Purtuttavia, il ricorso è del tutto generico per la dirimente considerazione che:

– a mente dell’art. 545-bis cod. proc. pen. (nel testo che qui rileva, ossia quello introdotto dal d. Igs. 150/2022 e anteriore alla modifica disposta dall’art. 2 d. Igs. 19 marzo 2024, n. 31, sopravvenuto alla deliberazione della presente sentenza e in vigore dal 4 aprile 2024), quando – come nella specie – «è stata applicata una pena detentiva non superiore a quattro anni e non è stata ordinata la sospensione condizionale» il giudice, subito dopo la lettura del dispositivo, «dà avviso alle parti» non in ogni caso, bensì «se ricorrono le condizioni per sostituire la pena detentiva con una delle pene sostitutive di cui all’articolo 53 della legge 24 novembre 1981, n. 689»; e a tale avviso seguono gli ulteriori incombenti «se l’imputato, personalmente o a mezzo di procuratore speciale, acconsente alla sostituzione della pena detentiva con una pena diversa dalla pena pecuniaria, ovvero se può aver luogo la sostituzione con detta pena»;

– il ricorrente non ha neppure prospettato che nella specie si fosse dedotto – con una specifica e motivata richiesta (cfr. Sez. U, n. 12872 del 19/01/2017, Punzo, Rv. 269125 – 01, condivisibilmente richiamata al riguardo da Sez. 6, n. 46013/2023, – che ricorressero le condizioni per sostituire la pena detentiva (che neppure constano, per vero, dal verbale di udienza richiamato dalla difesa), limitandosi ad addurre che né il titolo di reato né la misura della pena sarebbero ostative (cfr. pure Sez. 5, n. 41720 del 05/07/2023, Spano, n.m.), profili che tuttavia non esauriscono il vaglio dei presupposti per applicare una pena sostitutiva (cfr. art. 58 I. 689/1981; Sez. 6, n. 43263 del 13/09/2023, Lo Monaco, Rv. 285358 – 01).

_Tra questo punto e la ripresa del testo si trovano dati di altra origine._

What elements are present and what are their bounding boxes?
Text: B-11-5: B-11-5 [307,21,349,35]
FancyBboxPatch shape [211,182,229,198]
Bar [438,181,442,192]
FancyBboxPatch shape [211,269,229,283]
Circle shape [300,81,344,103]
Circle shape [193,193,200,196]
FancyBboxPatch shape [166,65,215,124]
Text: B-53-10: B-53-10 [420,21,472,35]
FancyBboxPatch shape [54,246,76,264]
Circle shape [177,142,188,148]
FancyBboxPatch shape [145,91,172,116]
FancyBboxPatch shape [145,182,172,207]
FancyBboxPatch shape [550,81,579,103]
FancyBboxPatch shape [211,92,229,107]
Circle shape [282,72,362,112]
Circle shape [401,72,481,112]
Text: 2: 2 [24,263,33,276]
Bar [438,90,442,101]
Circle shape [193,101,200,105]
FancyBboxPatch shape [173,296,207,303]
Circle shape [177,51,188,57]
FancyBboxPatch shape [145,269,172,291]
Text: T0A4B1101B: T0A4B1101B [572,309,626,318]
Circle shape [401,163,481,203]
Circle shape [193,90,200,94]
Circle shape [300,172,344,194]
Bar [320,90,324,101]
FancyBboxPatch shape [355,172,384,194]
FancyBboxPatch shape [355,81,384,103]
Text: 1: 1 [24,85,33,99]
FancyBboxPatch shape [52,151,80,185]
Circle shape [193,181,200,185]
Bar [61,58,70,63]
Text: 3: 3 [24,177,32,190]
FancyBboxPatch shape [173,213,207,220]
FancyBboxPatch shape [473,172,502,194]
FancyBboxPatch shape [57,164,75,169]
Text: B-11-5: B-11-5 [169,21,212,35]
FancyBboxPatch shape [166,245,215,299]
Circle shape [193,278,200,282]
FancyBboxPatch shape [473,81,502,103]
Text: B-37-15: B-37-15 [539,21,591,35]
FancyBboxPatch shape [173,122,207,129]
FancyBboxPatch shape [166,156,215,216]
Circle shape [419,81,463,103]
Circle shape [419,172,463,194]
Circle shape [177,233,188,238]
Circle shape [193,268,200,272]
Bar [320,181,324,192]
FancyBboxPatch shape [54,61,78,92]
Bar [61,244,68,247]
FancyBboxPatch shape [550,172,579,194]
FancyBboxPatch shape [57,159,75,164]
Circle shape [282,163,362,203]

Il che esime dall’immorare oltre.

2. Ai sensi dell’art. 616 cod. proc. pen., il ricorrente deve essere condannato al pagamento delle spese processuali e della somma di euro tremila in favore della Cassa delle ammende, atteso che l’evidente inammissibilità dell’impugnazione impone di attribuirgli profili di colpa (cfr. Corte cost., sent. n. 186 del 13/06/2000; Sez. 1, n. 30247 del 26/01/2016, Failla, Rv. 267585 – 01).

P.Q.M.

Dichiara inammissibile il ricorso e condanna il ricorrente al pagamento delle spese processuali e della somma di euro tremila in favore della Cassa delle ammende.

Così deciso, il 26/1/2024.

Il Consigliere estensore                                                                           Il Presidente

Giovanni Francolini                                                                                 Rosa Pezzullo

Depositato in Cancelleria il 24 aprile 2024.